Texto introdutório à entrevista que fiz com Luís Capucho para a seção da revista Polivox na Amarello.
Quando ouvi Luís Capucho uma das coisas que logo me chamou a atenção foi que suas canções se pareciam muito umas com as outras. Ele estava dentro de um paradigma que não era o da profusão de cores e ritmos da MPB; parecia fazer em toda sua obra uma única canção contínua, à maneira de um Bob Dylan. As letras eram narrativas como em seus livros. Ouvindo “Poema maldito”, por exemplo, aprendi que na canção que conta histórias é melhor que não se varie tanto os acordes para que não se perca o fio da meada — já conduzido com melodias sinuosas e frequentemente próximas da fala. Luís descreve objetos e situações com uma aspereza deslumbrante; quando cantados, porém, se abrem em um mundo de fantasia e delicadezas, com luz e paleta de cor próprias. A criação desse universo mágico passa pelos temas obsessivos, pelo modo (como foi dito) perturbadoramente direto de narrar, por uma visão de mundo rica de subjetividade, mas também pela materialidade de sua voz crua e de seu violão de movimentos limitados — as cordas soltas dos acordes inventados por ele soam erradas aos ouvidos educados —, ambas restrições motoras que lhe foram impingidas pelo coma. Dessa forma, os gatinhos de Pedro, a cadeira que Valfredo lhe deu, sua mãe, os vizinhos de trás, o vale onde mora (bichos, lugares, pessoas, situações ordinárias do cotidiano) se tornam encantados na voz de Luís. Na origem, o afeto agudo do artista com as pessoas e as coisas ao seu redor.

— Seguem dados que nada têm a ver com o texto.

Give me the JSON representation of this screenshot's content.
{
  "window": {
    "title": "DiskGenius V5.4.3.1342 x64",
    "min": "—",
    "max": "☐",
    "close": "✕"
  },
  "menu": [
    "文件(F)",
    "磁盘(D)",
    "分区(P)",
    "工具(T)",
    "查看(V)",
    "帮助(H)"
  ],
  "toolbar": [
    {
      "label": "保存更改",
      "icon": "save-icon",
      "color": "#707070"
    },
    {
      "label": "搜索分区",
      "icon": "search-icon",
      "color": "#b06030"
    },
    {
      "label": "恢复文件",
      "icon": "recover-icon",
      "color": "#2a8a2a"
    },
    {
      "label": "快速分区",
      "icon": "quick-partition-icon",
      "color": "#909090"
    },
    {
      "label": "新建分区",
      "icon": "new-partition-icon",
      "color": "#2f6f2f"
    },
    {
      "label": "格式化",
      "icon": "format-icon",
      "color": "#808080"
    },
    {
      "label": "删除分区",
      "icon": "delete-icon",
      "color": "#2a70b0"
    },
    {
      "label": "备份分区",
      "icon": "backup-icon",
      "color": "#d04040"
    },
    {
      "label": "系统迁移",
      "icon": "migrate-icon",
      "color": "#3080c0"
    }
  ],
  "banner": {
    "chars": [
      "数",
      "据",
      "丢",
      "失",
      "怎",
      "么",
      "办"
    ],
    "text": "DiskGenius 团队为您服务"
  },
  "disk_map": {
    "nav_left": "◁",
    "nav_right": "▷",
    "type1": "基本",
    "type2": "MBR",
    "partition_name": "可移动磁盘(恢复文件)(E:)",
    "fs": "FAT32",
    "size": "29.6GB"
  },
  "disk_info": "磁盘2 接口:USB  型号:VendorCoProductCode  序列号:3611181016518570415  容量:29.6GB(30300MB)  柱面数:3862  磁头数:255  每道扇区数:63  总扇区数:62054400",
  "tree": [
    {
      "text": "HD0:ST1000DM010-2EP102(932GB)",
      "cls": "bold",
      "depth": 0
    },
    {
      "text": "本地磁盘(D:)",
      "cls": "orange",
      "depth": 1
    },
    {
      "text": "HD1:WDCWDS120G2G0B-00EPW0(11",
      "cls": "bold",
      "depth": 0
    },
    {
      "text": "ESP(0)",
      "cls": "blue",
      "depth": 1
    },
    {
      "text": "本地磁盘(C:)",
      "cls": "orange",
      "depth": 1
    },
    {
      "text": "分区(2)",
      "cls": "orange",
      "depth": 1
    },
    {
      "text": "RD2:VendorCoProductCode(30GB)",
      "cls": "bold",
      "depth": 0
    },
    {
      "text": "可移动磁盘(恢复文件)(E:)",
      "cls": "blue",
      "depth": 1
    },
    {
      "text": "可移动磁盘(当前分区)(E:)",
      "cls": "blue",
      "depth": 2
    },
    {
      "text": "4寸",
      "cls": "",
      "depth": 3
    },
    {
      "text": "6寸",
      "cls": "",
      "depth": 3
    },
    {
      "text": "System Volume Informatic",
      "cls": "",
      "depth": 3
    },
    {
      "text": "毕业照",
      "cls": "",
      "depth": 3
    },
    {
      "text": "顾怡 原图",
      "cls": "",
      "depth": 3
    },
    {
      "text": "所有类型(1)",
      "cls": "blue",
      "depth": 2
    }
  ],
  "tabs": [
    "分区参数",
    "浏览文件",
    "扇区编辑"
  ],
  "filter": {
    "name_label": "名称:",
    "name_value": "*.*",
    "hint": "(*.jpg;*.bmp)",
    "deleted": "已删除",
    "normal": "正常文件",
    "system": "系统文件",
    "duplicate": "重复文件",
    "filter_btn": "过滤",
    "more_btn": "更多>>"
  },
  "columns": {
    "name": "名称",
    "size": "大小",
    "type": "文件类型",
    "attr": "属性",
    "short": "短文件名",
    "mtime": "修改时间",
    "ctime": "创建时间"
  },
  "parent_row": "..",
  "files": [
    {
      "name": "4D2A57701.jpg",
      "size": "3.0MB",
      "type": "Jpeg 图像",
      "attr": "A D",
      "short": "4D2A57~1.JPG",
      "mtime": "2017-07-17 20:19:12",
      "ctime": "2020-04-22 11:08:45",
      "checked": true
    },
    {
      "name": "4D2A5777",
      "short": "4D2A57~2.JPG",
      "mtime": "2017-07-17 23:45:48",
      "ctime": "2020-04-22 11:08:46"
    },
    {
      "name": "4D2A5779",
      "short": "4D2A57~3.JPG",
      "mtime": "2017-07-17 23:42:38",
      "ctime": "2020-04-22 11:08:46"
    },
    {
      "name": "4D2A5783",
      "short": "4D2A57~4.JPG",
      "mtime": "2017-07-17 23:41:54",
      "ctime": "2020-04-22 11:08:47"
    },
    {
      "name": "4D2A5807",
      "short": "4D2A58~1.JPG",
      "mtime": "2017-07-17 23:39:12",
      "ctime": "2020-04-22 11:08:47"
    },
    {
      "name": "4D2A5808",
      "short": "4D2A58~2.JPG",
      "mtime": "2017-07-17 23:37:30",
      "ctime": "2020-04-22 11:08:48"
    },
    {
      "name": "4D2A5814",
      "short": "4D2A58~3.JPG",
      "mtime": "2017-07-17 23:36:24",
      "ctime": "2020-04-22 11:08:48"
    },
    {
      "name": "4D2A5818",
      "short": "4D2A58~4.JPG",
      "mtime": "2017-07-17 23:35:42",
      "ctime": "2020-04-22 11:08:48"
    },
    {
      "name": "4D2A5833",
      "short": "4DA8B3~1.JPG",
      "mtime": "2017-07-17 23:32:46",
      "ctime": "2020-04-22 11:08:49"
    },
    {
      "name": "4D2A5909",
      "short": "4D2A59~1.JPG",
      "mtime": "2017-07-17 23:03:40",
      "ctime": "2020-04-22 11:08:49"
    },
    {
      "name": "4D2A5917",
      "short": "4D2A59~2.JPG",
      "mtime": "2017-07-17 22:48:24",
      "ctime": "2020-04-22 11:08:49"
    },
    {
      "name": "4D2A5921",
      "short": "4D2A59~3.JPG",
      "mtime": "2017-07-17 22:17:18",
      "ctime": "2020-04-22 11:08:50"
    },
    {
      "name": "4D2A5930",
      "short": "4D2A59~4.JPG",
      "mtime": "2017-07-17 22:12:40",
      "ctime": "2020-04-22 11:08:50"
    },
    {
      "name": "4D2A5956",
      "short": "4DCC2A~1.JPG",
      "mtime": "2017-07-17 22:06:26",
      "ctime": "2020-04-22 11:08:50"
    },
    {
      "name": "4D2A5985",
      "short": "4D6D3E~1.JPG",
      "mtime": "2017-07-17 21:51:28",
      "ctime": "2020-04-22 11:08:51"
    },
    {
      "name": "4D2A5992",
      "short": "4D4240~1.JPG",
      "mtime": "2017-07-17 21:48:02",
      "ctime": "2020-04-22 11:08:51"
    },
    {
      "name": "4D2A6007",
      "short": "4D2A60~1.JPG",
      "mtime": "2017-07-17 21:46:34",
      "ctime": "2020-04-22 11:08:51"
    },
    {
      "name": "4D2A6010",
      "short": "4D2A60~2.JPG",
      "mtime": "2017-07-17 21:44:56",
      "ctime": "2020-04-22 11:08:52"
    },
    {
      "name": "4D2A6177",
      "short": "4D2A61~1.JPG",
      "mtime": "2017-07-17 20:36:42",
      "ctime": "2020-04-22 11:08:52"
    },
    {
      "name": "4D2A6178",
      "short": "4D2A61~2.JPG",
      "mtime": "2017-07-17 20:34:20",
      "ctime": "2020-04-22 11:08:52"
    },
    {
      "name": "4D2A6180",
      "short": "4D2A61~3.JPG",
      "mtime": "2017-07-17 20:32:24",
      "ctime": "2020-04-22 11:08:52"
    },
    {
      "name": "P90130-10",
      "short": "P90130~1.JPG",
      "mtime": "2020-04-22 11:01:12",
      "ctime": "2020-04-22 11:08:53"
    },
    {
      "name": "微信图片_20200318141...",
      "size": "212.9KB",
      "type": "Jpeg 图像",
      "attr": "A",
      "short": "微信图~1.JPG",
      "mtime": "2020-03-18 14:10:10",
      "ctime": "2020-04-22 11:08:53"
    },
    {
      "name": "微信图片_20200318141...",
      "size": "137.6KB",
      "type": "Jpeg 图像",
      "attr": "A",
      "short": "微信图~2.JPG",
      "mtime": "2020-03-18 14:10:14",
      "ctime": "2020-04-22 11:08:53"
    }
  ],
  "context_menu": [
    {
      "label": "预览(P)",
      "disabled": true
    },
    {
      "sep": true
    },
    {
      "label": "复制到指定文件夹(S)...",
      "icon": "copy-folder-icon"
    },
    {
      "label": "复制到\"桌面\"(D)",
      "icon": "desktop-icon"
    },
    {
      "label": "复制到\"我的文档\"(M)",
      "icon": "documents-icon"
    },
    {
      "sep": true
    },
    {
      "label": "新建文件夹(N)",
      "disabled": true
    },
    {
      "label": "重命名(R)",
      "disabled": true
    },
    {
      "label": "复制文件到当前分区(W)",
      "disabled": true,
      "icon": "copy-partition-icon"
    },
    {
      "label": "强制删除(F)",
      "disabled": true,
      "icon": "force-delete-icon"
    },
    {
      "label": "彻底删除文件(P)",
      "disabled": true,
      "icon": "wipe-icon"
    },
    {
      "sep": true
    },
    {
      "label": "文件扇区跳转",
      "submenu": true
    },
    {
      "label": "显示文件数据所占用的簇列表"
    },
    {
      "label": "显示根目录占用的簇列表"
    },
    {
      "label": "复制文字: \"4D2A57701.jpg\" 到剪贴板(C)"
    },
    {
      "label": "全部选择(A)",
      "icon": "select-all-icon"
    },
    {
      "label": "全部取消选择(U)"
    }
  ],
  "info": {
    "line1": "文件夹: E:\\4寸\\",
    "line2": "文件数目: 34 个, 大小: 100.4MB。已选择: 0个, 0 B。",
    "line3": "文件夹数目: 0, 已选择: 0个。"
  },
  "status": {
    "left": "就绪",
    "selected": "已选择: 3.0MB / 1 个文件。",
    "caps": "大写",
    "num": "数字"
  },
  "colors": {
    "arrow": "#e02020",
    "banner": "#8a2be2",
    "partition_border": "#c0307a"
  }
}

Ao fim da entrevista, em frente ao prédio onde mora em Niterói, Luís apontou, na outra calçada, uma igreja evangélica, ao lado dela, uma batista, e, mais à frente, um centro espírita. Os cultos, disse, aconteciam todos ao mesmo tempo e sempre com música; isso fazia com que ali circulasse uma forte energia espiritual. A amendoeira ao nosso lado, explicou, subia daquele modo, linda, se abrindo em copa larga e com tal inclinação para a rua, por causa disso.